A significant limitation of the present study was that the particulate model did not measure viral load generated from these procedures. Dental aerosols are distinct from respiratory aerosols as they produce their own external aerosol, with the potential for infectivity residing in the patient's mucus, nasal and oral secretions. The air and water jets produced by FHPs and SHPs in the oral cavity may become contaminated; the associated microbial concentration and risk of infectivity has not yet been elucidated fully. While quantification of the precise microbial contamination and infectious dose of the particles assessed was not possible, one can estimate the risk based on the known ability of the smaller particles to persist longer in the air and penetrate deeper in the respiratory tract.

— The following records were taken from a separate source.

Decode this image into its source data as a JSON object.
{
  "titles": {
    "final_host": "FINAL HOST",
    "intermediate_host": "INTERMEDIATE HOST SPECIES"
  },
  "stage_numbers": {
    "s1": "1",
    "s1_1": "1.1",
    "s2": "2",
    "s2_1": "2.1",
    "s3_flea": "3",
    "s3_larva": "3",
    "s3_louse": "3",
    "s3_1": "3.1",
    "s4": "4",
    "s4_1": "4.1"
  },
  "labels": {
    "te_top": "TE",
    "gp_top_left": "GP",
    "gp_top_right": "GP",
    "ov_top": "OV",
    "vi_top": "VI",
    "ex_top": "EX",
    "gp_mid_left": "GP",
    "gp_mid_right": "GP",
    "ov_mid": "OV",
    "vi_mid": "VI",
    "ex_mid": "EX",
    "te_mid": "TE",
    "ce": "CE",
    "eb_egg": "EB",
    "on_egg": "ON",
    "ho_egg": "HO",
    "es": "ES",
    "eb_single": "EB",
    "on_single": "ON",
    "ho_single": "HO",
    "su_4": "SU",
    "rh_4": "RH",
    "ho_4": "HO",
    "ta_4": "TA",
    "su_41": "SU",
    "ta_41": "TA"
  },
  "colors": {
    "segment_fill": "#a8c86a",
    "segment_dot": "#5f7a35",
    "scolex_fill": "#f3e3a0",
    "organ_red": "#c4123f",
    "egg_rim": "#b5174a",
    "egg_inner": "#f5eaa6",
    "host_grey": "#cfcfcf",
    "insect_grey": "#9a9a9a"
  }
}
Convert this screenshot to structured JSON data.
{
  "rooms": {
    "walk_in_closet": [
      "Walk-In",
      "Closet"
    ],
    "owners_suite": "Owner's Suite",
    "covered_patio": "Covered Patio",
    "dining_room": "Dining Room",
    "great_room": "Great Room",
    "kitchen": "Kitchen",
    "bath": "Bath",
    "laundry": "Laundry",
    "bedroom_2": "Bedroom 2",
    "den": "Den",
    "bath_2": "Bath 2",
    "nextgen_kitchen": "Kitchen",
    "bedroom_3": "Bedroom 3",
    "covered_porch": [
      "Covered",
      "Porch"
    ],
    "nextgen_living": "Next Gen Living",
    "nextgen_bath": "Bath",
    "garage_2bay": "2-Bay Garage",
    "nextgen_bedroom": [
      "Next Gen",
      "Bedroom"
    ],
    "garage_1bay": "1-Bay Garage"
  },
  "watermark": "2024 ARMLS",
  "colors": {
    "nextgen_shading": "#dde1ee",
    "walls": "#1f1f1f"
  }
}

In general, smaller particles are more likely to be airborne; as such, the risk of airborne spread was considered.28

Conclusions

Based on this simulated study undertaken within a closed surgery, particulate matter is released during orthodontic debonding. The concentration and volume of matter produced using the SHP for adhesive removal during debonding is markedly less than that associated with FHP use. No increase in particulates was associated with prolonged use of a 3-in-1 air-water syringe. Particulate levels reduced to baseline levels over a short period (approximately five minutes) in this environment. Therefore, in the current SARS-CoV-2 risk environment, we recommend that orthodontic debonding be carried out using the SHP rather than the FHP and without the use of water as an irrigant, in order to mitigate the risk of infection to staff and patients. While it is difficult to extrapolate to other air environments, in this setting, the fallow periods between patients can be reduced to approximately five minutes and use of the 3-in-1 air-water syringe can be considered to be a low-risk dental procedure.